CHATHAM – The Chatham Historical Society has awarded a special internship grant this year thanks to the generosity of the Robert Hardy Memorial Fund, created in memory of Mr. Hardy by his children, Jane Roiter and Robert “Chip” Hardy. The purpose of the Hardy grant is to help support a gifted student interested in museum studies experience the inner workings of an active and established museum.
This year’s grant recipient and intern is Ellie O’Reilly. Ellie made a noticeable impact when she volunteered her time at the Atwood Museum last summer. The staff and volunteers are happy to have her back again. Ellie will be going into her senior year at Cornell University in the fall. She is double majoring in English and art history. She is pursuing a career in museum management and works in the education department at the art museum on campus during the school year, the Johnson Museum of Art. Ellie has just returned to Chatham for the summer after a semester abroad in England participating in the Art, Museums, Galleries, and Curating Program offered by Sotheby’s Institute of Art.
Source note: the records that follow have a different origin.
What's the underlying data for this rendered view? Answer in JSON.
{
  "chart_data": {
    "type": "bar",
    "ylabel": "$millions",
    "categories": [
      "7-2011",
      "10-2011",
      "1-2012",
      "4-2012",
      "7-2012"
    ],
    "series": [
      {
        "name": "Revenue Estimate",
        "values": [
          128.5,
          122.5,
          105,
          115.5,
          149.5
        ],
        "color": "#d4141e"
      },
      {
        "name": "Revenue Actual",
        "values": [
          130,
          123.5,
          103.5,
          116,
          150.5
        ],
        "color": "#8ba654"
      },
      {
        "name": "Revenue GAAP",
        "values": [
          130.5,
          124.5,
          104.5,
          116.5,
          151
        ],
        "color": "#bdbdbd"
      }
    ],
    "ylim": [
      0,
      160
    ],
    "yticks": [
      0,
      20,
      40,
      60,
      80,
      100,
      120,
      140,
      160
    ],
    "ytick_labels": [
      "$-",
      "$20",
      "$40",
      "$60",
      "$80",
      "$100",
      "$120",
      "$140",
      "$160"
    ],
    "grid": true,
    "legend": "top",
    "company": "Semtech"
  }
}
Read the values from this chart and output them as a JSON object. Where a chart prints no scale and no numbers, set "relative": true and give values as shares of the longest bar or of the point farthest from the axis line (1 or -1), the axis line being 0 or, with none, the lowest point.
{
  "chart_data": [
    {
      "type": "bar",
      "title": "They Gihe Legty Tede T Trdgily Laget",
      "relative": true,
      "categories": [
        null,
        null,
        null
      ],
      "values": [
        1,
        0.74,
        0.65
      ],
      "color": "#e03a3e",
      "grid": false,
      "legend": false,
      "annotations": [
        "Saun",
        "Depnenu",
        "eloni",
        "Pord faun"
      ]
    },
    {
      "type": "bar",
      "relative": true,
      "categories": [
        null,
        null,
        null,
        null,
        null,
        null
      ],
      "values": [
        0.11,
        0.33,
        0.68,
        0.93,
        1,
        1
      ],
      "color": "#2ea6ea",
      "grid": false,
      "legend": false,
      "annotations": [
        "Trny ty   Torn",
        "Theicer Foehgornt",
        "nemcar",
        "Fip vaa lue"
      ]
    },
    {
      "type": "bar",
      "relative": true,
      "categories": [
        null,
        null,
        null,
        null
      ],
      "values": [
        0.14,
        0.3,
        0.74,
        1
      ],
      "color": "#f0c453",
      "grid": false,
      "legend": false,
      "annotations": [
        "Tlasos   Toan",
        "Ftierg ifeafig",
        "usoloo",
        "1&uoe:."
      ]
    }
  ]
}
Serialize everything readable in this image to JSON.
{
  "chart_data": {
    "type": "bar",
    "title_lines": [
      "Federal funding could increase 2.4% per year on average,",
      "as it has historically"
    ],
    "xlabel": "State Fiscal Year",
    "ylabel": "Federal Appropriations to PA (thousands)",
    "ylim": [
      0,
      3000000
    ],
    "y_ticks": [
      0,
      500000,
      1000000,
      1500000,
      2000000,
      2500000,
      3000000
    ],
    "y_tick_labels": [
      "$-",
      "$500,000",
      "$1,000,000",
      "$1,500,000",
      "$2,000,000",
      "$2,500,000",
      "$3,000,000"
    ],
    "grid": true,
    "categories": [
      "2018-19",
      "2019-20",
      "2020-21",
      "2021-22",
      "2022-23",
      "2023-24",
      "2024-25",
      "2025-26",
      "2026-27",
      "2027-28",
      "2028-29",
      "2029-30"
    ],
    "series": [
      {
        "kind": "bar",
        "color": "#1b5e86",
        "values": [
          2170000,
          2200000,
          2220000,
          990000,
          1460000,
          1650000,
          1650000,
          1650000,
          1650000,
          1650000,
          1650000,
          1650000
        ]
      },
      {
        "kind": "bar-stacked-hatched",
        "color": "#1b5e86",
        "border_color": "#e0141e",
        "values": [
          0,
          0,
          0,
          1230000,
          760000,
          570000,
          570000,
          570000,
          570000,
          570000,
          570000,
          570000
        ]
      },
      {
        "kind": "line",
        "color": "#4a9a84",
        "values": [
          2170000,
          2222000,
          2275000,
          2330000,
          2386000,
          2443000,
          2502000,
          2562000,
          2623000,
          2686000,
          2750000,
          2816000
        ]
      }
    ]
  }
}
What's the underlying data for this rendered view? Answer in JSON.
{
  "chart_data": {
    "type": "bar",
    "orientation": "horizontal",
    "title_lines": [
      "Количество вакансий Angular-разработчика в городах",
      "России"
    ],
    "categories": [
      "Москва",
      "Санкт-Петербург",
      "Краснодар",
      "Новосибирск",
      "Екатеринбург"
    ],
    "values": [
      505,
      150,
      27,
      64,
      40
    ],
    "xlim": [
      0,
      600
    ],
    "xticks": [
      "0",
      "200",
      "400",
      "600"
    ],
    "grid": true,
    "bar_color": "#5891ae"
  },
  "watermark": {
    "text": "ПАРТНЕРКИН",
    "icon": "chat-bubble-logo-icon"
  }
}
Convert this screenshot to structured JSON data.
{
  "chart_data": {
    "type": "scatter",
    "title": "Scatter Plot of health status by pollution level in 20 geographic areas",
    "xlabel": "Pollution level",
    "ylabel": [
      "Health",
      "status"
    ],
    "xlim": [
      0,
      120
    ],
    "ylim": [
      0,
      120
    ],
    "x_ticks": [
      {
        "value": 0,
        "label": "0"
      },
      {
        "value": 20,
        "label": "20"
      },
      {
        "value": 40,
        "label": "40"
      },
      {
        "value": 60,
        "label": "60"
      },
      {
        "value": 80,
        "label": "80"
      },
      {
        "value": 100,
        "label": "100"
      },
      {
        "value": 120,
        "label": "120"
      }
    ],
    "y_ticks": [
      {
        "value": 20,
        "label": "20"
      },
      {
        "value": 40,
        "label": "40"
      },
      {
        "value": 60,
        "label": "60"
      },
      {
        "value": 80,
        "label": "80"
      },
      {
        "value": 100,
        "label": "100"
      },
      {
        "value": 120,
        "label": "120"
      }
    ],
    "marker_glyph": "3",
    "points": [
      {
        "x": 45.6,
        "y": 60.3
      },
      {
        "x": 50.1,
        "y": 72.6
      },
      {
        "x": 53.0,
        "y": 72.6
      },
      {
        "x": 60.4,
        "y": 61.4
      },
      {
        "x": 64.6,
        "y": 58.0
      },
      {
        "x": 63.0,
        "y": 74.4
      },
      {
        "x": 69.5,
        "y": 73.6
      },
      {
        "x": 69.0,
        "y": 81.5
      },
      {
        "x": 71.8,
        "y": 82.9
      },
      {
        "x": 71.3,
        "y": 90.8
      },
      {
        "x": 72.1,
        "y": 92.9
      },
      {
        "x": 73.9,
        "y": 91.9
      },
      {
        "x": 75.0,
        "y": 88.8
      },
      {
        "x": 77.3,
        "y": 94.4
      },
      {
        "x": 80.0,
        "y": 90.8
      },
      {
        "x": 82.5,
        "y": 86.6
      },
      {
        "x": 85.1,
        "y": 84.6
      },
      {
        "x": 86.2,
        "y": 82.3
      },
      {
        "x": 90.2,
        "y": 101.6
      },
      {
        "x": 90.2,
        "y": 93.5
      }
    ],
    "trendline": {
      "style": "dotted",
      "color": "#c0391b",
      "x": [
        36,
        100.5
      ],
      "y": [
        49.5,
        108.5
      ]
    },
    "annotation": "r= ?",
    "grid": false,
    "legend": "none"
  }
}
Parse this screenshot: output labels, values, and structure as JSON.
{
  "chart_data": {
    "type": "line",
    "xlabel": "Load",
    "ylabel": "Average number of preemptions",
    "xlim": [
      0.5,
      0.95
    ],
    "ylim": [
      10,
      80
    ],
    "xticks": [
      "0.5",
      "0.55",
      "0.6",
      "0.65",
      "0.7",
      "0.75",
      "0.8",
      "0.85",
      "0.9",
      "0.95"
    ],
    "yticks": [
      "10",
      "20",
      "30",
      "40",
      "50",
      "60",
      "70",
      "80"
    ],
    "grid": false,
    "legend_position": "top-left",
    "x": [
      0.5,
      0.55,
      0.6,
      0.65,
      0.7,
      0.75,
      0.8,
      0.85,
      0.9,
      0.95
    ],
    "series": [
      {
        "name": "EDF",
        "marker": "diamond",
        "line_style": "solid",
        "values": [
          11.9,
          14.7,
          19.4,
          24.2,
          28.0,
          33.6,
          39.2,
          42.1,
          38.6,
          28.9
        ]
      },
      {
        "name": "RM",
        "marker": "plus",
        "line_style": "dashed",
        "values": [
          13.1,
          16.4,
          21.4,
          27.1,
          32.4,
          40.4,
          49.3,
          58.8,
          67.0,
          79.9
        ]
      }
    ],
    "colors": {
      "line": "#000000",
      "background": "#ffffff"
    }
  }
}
Her semester studying historic houses and museums in the U.K. was an experience she treasured.
When asked about her experience with Sotheby’s, Ellie said, “It was an incredible way of getting to know how different types and sizes of museums function and work in different ways in their communities.”
Ellie is supporting a number of departments within the Atwood, including technology, volunteer and operations, and program development. She is putting the museum gift shop online, brainstorming fundraising ideas, assisting with publicity, writing articles, working on social media and the website, and much more.
“Getting firsthand experience in different departments, from collections to IT, has been incredibly important to my development in the museum world. Thanks to the generosity of the Robert Hardy Memorial Fund, I am able to continue my education in museum work and community interaction,” she said.
Robert Hardy, known to most as Bob, was born in Chatham in 1919. In 1940, at the age of 21, he joined American Airlines as a pilot. At the age of 23, he became a captain and remained a steadfast and loyal American Airlines pilot until his retirement in 1979. At that time he was the senior pilot at the company. He spent many years flying all over the world learning new things and experiencing different cultures.
“He valued education and would have been proud to sponsor a gifted student.” said daughter, Jane Roiter.
Locally, Bob was a member of Eastward Ho! and St. Martin’s Lodge. He was an expert on the Chatham Naval Air Station and gave lectures on the topic. His local roots include his great grandfather Josiah Hardy, who was a clipper ship captain and the keeper of the Chatham Light House from 1872 to 1900, as well as his aunts, one of whom is even depicted along with her mother in the famous Stallknecht mural “Christ Preaching to the Multitude,” painted in 1932. Bob passed away in 2017 and is missed by his family, friends, and members of the community. A member of the Greatest Generation, he was one of Chatham’s finest.
The memorial fund was created in Bob’s memory by his children, both Chatham residents, Jane Roiter and Chip Hardy. Their thoughtfulness and generosity has made it possible for the Atwood Museum, which is owned by the Chatham Historical Society, to receive a qualified and dedicated summer intern, which, at the ever-growing and expanding Atwood, is most welcome.
Caroline Imparato is administrator at the Atwood Museum.